Once again I attended a writers workshop intended to help us write a memoir. It was a marvelous getaway in Brookneal Virginia, well below Charlottesville by nearly 2 hours.

Staunton Hill is lovely. The sense of tranquility and rapturous peace surrounds the guests there. It would be so nice to spend a few weeks here, in great comfort and quiet. It would be possible to write uninterrupted for hours at a time.

Tranquility

It was a charming weekend, and the company was congenial. We are all tentative but driven to write a memoir. And for some of us, it will be many memoirs. The fun thing about memoir is that you do not have to tell “The Whole Story.” You can pick a time frame or an event or both and just concentrate on that. Then later you can do the same with some other event or time period. This may keep me busy for the rest of my life!

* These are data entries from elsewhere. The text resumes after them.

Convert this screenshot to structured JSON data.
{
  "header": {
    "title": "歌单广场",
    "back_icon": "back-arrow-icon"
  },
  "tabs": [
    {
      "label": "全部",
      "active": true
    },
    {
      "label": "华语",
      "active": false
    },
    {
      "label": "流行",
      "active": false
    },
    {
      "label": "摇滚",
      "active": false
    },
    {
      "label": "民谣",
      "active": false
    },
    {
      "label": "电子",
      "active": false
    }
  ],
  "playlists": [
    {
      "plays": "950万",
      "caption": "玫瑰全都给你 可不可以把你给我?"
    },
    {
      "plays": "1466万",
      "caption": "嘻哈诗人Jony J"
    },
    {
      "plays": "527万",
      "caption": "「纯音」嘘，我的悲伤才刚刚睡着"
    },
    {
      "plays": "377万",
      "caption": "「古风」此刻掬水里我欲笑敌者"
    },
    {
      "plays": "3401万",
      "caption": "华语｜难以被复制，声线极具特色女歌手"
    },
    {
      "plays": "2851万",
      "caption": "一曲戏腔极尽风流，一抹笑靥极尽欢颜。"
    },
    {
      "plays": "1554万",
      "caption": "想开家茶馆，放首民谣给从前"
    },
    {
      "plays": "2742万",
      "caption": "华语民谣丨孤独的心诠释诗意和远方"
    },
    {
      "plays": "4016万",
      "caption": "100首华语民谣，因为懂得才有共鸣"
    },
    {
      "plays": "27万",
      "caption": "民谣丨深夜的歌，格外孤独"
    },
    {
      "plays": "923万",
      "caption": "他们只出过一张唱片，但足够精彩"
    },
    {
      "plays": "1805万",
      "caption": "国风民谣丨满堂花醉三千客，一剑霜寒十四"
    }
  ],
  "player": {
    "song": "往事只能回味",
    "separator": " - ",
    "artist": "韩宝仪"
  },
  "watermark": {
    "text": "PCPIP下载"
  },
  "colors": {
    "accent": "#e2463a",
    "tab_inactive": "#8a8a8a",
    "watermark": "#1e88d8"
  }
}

The most important thing is to keep doing it. Don’t stop. Don’t get scared and put the writing away to be forgotten. Finish it. The best advice I ever got about writing came from Ernest B. Furgurson who wrote several wonderful books about the Civil War. He said “set deadlines”. And he was right.

Ever since he told me that, my writing has increased and my finished writing has increased tenfold. That gives me satisfaction and makes me want to write more. So the overall effect has been tremendous.

I recommend going to workshops if you can because it drives you to improve and to complete tasks during that time. So just like deadlines, the assignments of the teacher or facilitator make you finish.